Earlier this month I started a new blog series about music related travel tips and reviews. In the first post of that series, I talked about a music museum in Turku, Finland. In that post I wrote about some things I saw in the museum, and how they inspired me to find out more about the subjects and eventually to write blog posts about them. Now would be the time for the first History Of Music post inspired by my visit to the museum in question.
|Photo from Wikipedia|
This is a fortepiano. Do you know what fortepiano actually is? When I saw one in the museum, I thought it looked like a piano, but the name was confusing: The other name for fortepiano in Finnish is "vasaraklaveeri", which comes from the German name for the instrument, "hammerklavier". Hammer means hammer and klavier is German for piano. Nobody in Finland calls a piano "klaveeri", so you can imagine my confusion. I suppose it was to make the fortepiano to sound fancier and more interesting. Well, if that was the case, then it obviously worked for me since it made me want to find out what the heck the thing is.
So, what the heck the thing is? Fortepiano is an early version of piano. What a surprise. Fortepiano was made by an Italian musical instrument maker called Bartolomeo Cristofori di Francesco. Bartolomeo Cristofori is actually thought to be the inventor of piano, so us piano fans should now bow him our thanks and respects. (Hey, there is a great blog post subject hidden in here!) It is not exactly known when he invented the piano, but there are evidence of piano's existence from early 1700s.
Before fortepiano and the actual piano, there were many predecessors, in example the harpsichord. Harpsichord was the most used keyboard instrument until Fortepiano took over; Fortepiano had more varying sound ranges and it was overall better than harpsichord and likes. There are different kinds of fortepianos, but the main principle is the same.
Fortepiano eventually evolved into the piano that we more commonly know. So, now you might ask, is it really that different from modern piano? Let's take a look at this video by some guy named Matt Bengtson, who here explains more about the fortepiano's structure and history, and also plays examples with his fortepiano.
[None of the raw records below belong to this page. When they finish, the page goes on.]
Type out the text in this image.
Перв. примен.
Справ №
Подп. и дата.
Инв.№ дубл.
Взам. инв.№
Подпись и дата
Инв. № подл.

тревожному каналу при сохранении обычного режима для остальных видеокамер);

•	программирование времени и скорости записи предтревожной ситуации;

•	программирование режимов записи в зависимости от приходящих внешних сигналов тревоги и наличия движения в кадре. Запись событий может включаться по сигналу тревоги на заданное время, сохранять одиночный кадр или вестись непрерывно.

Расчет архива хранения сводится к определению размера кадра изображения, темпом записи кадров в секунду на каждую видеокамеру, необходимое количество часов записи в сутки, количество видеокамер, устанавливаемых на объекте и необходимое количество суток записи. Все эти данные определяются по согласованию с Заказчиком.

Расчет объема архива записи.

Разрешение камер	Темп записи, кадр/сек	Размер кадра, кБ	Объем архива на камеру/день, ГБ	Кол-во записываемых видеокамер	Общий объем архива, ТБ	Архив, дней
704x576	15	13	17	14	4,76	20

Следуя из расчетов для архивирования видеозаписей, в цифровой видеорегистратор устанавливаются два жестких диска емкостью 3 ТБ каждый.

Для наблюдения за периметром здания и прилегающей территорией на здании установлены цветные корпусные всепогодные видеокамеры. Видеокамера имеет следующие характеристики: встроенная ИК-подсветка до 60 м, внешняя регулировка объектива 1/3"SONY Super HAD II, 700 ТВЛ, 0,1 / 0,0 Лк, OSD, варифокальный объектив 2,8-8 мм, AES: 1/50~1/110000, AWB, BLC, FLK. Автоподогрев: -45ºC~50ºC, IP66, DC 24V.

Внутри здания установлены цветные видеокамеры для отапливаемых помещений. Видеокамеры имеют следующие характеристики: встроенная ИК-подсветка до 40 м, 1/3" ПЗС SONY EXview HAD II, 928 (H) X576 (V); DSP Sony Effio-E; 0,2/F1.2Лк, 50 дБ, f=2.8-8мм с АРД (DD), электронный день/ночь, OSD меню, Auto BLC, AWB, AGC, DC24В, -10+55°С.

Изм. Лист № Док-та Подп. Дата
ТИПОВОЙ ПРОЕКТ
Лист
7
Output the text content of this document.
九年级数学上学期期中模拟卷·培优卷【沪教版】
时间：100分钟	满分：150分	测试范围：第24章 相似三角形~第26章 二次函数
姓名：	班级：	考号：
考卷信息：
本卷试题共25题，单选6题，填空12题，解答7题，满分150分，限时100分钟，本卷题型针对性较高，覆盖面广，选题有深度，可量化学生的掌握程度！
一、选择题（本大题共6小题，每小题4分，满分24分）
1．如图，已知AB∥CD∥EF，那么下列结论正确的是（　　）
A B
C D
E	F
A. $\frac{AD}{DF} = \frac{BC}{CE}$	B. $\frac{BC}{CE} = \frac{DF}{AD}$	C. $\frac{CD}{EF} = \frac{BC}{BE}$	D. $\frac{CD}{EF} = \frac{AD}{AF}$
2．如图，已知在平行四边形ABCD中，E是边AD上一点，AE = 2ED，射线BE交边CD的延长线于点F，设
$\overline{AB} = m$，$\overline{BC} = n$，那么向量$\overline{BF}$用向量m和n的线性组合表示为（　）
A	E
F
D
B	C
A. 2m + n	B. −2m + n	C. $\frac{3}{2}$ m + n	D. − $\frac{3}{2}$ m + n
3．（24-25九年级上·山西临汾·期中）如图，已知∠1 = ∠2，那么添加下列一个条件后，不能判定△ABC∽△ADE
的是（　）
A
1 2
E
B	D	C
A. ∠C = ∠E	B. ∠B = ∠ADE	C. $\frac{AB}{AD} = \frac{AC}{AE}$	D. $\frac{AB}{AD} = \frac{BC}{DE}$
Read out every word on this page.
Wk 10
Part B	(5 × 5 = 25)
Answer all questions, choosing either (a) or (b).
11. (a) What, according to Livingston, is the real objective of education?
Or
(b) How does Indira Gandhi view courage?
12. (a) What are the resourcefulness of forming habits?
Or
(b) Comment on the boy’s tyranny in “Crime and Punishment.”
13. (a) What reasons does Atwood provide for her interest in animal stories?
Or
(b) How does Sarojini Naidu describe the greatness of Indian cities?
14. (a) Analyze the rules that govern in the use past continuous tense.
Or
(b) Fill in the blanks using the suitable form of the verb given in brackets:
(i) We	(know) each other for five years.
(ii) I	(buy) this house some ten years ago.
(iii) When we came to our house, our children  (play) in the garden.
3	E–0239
If you are interested on what he is saying, you can hear the music samples from around 5:30 onward.
Even to my untrained ears that sounds different from the piano I am use to. Or what do you think?
Fortepiano has a huge role in the history of music, since it was the main keyboard instrument during the classical era. That is when the most famous ones of composers lived: Haydn, Mozart, Beethoven... All of these huge names composed their music for fortepiano. So if you want to hear what ie. some of Mozart's compositions sounded like to the composer himself, you should hear it being played on a fortepiano instead of piano. The modern version of the piano came to be only around the early 1900s. I think that shows the importance of the fortepiano.
I think that is all about the fortepiano for now, since I do not want to go into the technical stuffs and such now. Plus short and compact. We will meet the fortepiano again in some future parts of this series, since it has inspired me to look into also other piano-like instruments and the history of the piano itself (I am a huge piano fan and the rumour has it that I have tried to learn play it myself too). One thought that crossed my mind during to writing of this post: Why do they not teach us this kind of interesting stuff in the school music classes, instead of choir singing the same songs over and over and over again?
More about fortepiano ie. on Wikipedia: https://en.wikipedia.org/wiki/Fortepiano
I tried keeping this post shorter than normally, because I felt like this could be a subject that is not as interesting to common music blog readers? Please, do correct me if I am wrong, since at least I find subjects like this highly interesting!